EU foreign policy chief Federica Mogherini visits Washington, says Iran deal can never be renegotiated.

Arutz Sheva Staff,

Federica Mogherini
Federica Mogherini
Reuters

European Union (EU) foreign policy chief Federica Mogherini on Tuesday urged U.S. lawmakers not to scrap the Iran nuclear deal, warning it can never be renegotiated, AFP reports.

President Donald Trump recently told Congress that he can no longer certify that the 2015 accord in the U.S. national interest, leaving its fate in the hands of the senators.

Mogherini's comments came during a visit to Washington where she sat down with legislators on Capitol Hill.

While she insisted Brussels does not want to interfere in Washington politics, she sent a clear message that Europe opposes any new U.S. law that would breach the terms of the deal.

European countries have expressed their support for the Iran deal even as Trump has criticized it. Trump recently indicated he did not require cooperation from Europe on the deal, saying he does not object to France and Germany continuing trade with Iran.

Senator Bob Corker, the head of the Senate foreign relations committee, and his Republican colleague and rising star Senator Tom Cotton are working on a bill which supporters say would strengthen enforcement of the Iran deal rather than to destroy it, noted AFP.

Corker has also urged Trump’s administration to work closely with European allies as it develops its new Iran policy.

Speaking to reporters after her talks with U.S. lawmakers, Mogherini said she had sought and received reassurances that the bill would keep the United States "compliant with the deal."

"We are exchanging views with legislators on the need to make sure, before a bill is presented, that its contents does not represent a violation," she said, according to AFP.

In a fact sheet to explain the proposed law, the senators propose that U.S. nuclear-related sanctions on Iran would snap back if Tehran violates "enhanced and existing restrictions."

These "enhancements" to restrictions would end so called "sunset" clauses that would see some restrictions on Tehran's program phased out between eight and 15 years from now.

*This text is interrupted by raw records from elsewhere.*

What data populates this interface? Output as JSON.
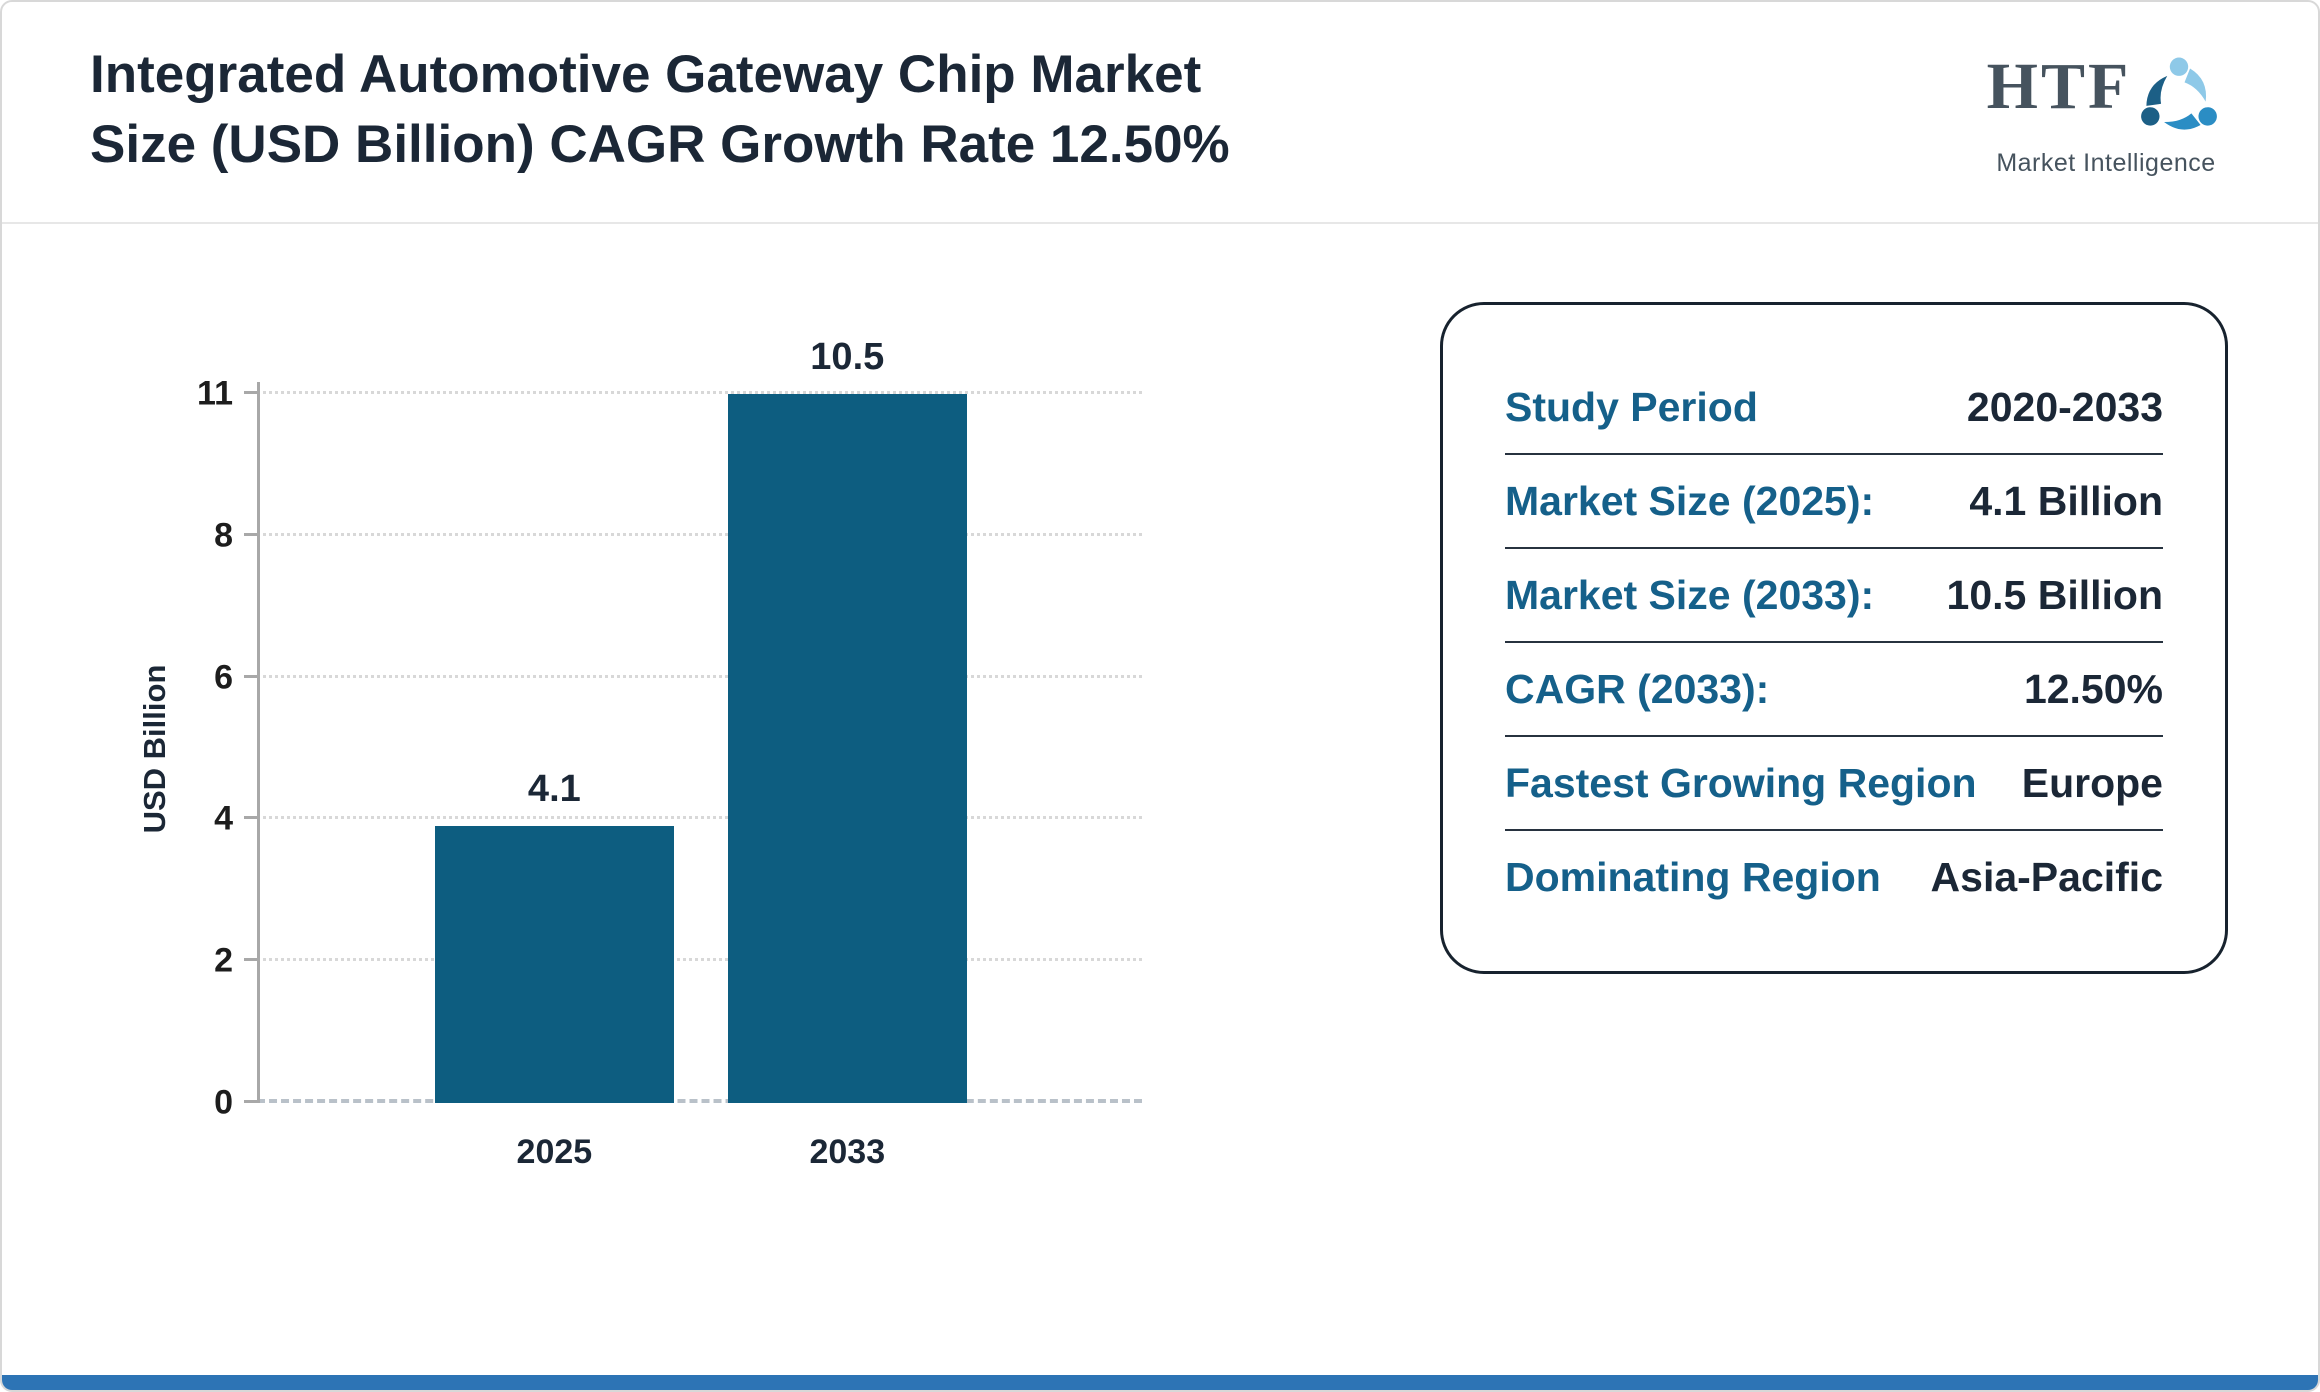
{
  "header": {
    "title_line1": "Integrated Automotive Gateway Chip Market",
    "title_line2": "Size (USD Billion) CAGR Growth Rate 12.50%",
    "logo": {
      "text": "HTF",
      "subtext": "Market Intelligence"
    }
  },
  "chart_data": {
    "type": "bar",
    "title": "Integrated Automotive Gateway Chip Market Size (USD Billion) CAGR Growth Rate 12.50%",
    "categories": [
      "2025",
      "2033"
    ],
    "values": [
      4.1,
      10.5
    ],
    "bar_labels": [
      "4.1",
      "10.5"
    ],
    "xlabel": "",
    "ylabel": "USD Billion",
    "yticks": [
      0,
      2,
      4,
      6,
      8,
      11
    ],
    "ylim": [
      0,
      11
    ],
    "grid": "dotted-horizontal",
    "legend": "none",
    "bar_color": "#0d5d80"
  },
  "summary_card": {
    "rows": [
      {
        "label": "Study Period",
        "value": "2020-2033"
      },
      {
        "label": "Market Size (2025):",
        "value": "4.1 Billion"
      },
      {
        "label": "Market Size (2033):",
        "value": "10.5 Billion"
      },
      {
        "label": "CAGR (2033):",
        "value": "12.50%"
      },
      {
        "label": "Fastest Growing Region",
        "value": "Europe"
      },
      {
        "label": "Dominating Region",
        "value": "Asia-Pacific"
      }
    ]
  },
  "colors": {
    "bar": "#0d5d80",
    "card_label": "#15608a",
    "text_dark": "#1b2736",
    "footer_bar": "#2d74b5",
    "logo_blue_light": "#8ec9e8",
    "logo_blue_mid": "#2b8dc4",
    "logo_blue_dark": "#1c5f86"
  }
}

Supporters of the deal argue changing these provisions of the Joint Comprehensive Plan of Action (JCPOA) signed by Iran and six world powers would itself collapse the deal.

Mogherini pushed back strongly on the idea that the 2015 deal, under which Iran submitted to nuclear controls in return for sanctions relief, would "sunset" at all.

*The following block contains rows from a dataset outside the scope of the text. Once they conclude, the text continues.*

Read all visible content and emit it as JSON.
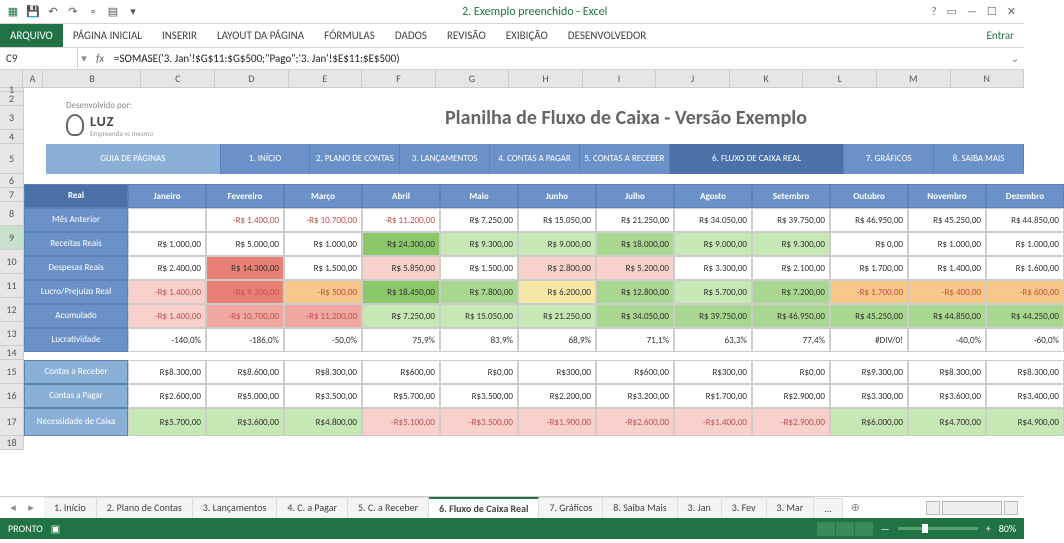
{
  "app": {
    "title": "2. Exemplo preenchido - Excel",
    "signin": "Entrar"
  },
  "ribbon": [
    "ARQUIVO",
    "PÁGINA INICIAL",
    "INSERIR",
    "LAYOUT DA PÁGINA",
    "FÓRMULAS",
    "DADOS",
    "REVISÃO",
    "EXIBIÇÃO",
    "DESENVOLVEDOR"
  ],
  "namebox": "C9",
  "formula": "=SOMASE('3. Jan'!$G$11:$G$500;\"Pago\";'3. Jan'!$E$11:$E$500)",
  "cols": [
    "A",
    "B",
    "C",
    "D",
    "E",
    "F",
    "G",
    "H",
    "I",
    "J",
    "K",
    "L",
    "M",
    "N"
  ],
  "rows": [
    "1",
    "2",
    "3",
    "4",
    "5",
    "6",
    "7",
    "8",
    "9",
    "10",
    "11",
    "12",
    "13",
    "14",
    "15",
    "16",
    "17",
    "18"
  ],
  "logo": {
    "dev": "Desenvolvido por:",
    "name": "LUZ",
    "sub": "Empreenda vc mesmo"
  },
  "title": "Planilha de Fluxo de Caixa - Versão Exemplo",
  "nav": [
    "GUIA DE PÁGINAS",
    "1. INÍCIO",
    "2. PLANO DE CONTAS",
    "3. LANÇAMENTOS",
    "4. CONTAS A PAGAR",
    "5. CONTAS A RECEBER",
    "6. FLUXO DE CAIXA REAL",
    "7. GRÁFICOS",
    "8. SAIBA MAIS"
  ],
  "months": [
    "Janeiro",
    "Fevereiro",
    "Março",
    "Abril",
    "Maio",
    "Junho",
    "Julho",
    "Agosto",
    "Setembro",
    "Outubro",
    "Novembro",
    "Dezembro"
  ],
  "labels": {
    "real": "Real",
    "mes": "Mês Anterior",
    "rec": "Receitas Reais",
    "desp": "Despesas Reais",
    "lucro": "Lucro/Prejuízo Real",
    "acum": "Acumulado",
    "lucr": "Lucratividade",
    "car": "Contas a Receber",
    "cap": "Contas a Pagar",
    "nec": "Necessidade de Caixa"
  },
  "data": {
    "mes": [
      "",
      "-R$ 1.400,00",
      "-R$ 10.700,00",
      "-R$ 11.200,00",
      "R$ 7.250,00",
      "R$ 15.050,00",
      "R$ 21.250,00",
      "R$ 34.050,00",
      "R$ 39.750,00",
      "R$ 46.950,00",
      "R$ 45.250,00",
      "R$ 44.850,00"
    ],
    "rec": [
      "R$ 1.000,00",
      "R$ 5.000,00",
      "R$ 1.000,00",
      "R$ 24.300,00",
      "R$ 9.300,00",
      "R$ 9.000,00",
      "R$ 18.000,00",
      "R$ 9.000,00",
      "R$ 9.300,00",
      "R$ 0,00",
      "R$ 1.000,00",
      "R$ 1.000,00"
    ],
    "desp": [
      "R$ 2.400,00",
      "R$ 14.300,00",
      "R$ 1.500,00",
      "R$ 5.850,00",
      "R$ 1.500,00",
      "R$ 2.800,00",
      "R$ 5.200,00",
      "R$ 3.300,00",
      "R$ 2.100,00",
      "R$ 1.700,00",
      "R$ 1.400,00",
      "R$ 1.600,00"
    ],
    "lucro": [
      "-R$ 1.400,00",
      "-R$ 9.300,00",
      "-R$ 500,00",
      "R$ 18.450,00",
      "R$ 7.800,00",
      "R$ 6.200,00",
      "R$ 12.800,00",
      "R$ 5.700,00",
      "R$ 7.200,00",
      "-R$ 1.700,00",
      "-R$ 400,00",
      "-R$ 600,00"
    ],
    "acum": [
      "-R$ 1.400,00",
      "-R$ 10.700,00",
      "-R$ 11.200,00",
      "R$ 7.250,00",
      "R$ 15.050,00",
      "R$ 21.250,00",
      "R$ 34.050,00",
      "R$ 39.750,00",
      "R$ 46.950,00",
      "R$ 45.250,00",
      "R$ 44.850,00",
      "R$ 44.250,00"
    ],
    "lucr": [
      "-140,0%",
      "-186,0%",
      "-50,0%",
      "75,9%",
      "83,9%",
      "68,9%",
      "71,1%",
      "63,3%",
      "77,4%",
      "#DIV/0!",
      "-40,0%",
      "-60,0%"
    ],
    "car": [
      "R$8.300,00",
      "R$8.600,00",
      "R$8.300,00",
      "R$600,00",
      "R$0,00",
      "R$300,00",
      "R$600,00",
      "R$300,00",
      "R$0,00",
      "R$9.300,00",
      "R$8.300,00",
      "R$8.300,00"
    ],
    "cap": [
      "R$2.600,00",
      "R$5.000,00",
      "R$3.500,00",
      "R$5.700,00",
      "R$3.500,00",
      "R$2.200,00",
      "R$3.200,00",
      "R$1.700,00",
      "R$2.900,00",
      "R$3.300,00",
      "R$3.600,00",
      "R$3.400,00"
    ],
    "nec": [
      "R$5.700,00",
      "R$3.600,00",
      "R$4.800,00",
      "-R$5.100,00",
      "-R$3.500,00",
      "-R$1.900,00",
      "-R$2.600,00",
      "-R$1.400,00",
      "-R$2.900,00",
      "R$6.000,00",
      "R$4.700,00",
      "R$4.900,00"
    ]
  },
  "cellcolors": {
    "rec": [
      "",
      "",
      "",
      "green3",
      "green1",
      "green1",
      "green2",
      "green1",
      "green1",
      "",
      "",
      ""
    ],
    "desp": [
      "",
      "red3",
      "",
      "red1",
      "",
      "red1",
      "red1",
      "",
      "",
      "",
      "",
      ""
    ],
    "lucro": [
      "red1",
      "red3",
      "orange",
      "green3",
      "green2",
      "yel",
      "green2",
      "green1",
      "green2",
      "orange",
      "orange",
      "orange"
    ],
    "acum": [
      "red1",
      "red2",
      "red2",
      "green1",
      "green1",
      "green1",
      "green2",
      "green2",
      "green2",
      "green2",
      "green2",
      "green2"
    ],
    "nec": [
      "green1",
      "green1",
      "green1",
      "red1",
      "red1",
      "red1",
      "red1",
      "red1",
      "red1",
      "green1",
      "green1",
      "green1"
    ]
  },
  "negs": {
    "mes": [
      "",
      "1",
      "1",
      "1",
      "",
      "",
      "",
      "",
      "",
      "",
      "",
      ""
    ],
    "lucro": [
      "1",
      "1",
      "1",
      "",
      "",
      "",
      "",
      "",
      "",
      "1",
      "1",
      "1"
    ],
    "acum": [
      "1",
      "1",
      "1",
      "",
      "",
      "",
      "",
      "",
      "",
      "",
      "",
      ""
    ],
    "nec": [
      "",
      "",
      "",
      "1",
      "1",
      "1",
      "1",
      "1",
      "1",
      "",
      "",
      ""
    ]
  },
  "tabs": [
    "1. Início",
    "2. Plano de Contas",
    "3. Lançamentos",
    "4. C. a Pagar",
    "5. C. a Receber",
    "6. Fluxo de Caixa Real",
    "7. Gráficos",
    "8. Saiba Mais",
    "3. Jan",
    "3. Fev",
    "3. Mar"
  ],
  "activeTab": 5,
  "status": {
    "ready": "PRONTO",
    "zoom": "80%"
  }
}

"The JCPOA has no sunset clause," she stressed. "There are different arrangements within the JCPOA that have different durations... some will last forever.”

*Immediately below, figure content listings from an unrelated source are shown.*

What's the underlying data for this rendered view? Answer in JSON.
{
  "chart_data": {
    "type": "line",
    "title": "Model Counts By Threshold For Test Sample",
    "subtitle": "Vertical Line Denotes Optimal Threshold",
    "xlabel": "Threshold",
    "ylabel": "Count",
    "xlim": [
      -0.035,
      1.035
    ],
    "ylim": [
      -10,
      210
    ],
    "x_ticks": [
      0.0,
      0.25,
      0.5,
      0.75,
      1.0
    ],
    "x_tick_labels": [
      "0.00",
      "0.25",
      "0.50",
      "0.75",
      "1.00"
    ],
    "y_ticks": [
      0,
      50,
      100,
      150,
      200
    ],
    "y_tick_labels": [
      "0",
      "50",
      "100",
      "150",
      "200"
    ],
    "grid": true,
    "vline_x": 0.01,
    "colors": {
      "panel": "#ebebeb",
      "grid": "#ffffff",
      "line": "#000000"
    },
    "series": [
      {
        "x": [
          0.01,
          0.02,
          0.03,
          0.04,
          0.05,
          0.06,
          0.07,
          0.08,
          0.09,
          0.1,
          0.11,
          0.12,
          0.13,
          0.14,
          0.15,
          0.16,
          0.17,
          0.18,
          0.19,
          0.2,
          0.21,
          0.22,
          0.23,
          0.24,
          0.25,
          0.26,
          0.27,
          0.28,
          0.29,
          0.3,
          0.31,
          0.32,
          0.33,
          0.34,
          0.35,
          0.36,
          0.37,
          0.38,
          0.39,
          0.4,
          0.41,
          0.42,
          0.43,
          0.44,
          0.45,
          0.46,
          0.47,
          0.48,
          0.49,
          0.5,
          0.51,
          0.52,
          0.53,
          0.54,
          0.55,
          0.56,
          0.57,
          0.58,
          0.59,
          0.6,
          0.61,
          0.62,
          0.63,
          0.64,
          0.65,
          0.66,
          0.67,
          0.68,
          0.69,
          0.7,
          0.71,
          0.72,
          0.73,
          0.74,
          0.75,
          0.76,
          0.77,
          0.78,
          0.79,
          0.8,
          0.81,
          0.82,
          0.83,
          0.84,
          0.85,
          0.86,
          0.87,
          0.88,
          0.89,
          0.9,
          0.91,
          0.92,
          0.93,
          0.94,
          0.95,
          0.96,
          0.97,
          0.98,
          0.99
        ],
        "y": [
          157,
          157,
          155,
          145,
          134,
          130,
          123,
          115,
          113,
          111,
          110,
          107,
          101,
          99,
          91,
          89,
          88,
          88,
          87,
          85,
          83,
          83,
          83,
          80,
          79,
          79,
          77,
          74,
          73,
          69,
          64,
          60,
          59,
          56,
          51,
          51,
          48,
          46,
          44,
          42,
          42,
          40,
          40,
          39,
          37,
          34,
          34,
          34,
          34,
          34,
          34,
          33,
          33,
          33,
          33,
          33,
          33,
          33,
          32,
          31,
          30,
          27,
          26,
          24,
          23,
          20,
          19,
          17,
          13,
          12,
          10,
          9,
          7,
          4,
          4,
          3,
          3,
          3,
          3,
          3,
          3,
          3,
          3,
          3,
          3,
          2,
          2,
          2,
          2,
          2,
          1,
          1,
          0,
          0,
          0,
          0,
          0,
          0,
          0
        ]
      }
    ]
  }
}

"Article Three of the agreement says that Iran will never develop a nuclear weapon, for instance," added Mogherini, who also said that under the "foreseen ratification" by Iran of the International Atomic Energy Agency's "additional protocol ... certain commitments will become permanent."

"Renegotiating is not an option," she stressed, insisting Britain, France, Germany, China and Russia will not review 12 years of complex international diplomacy because of U.S. concerns.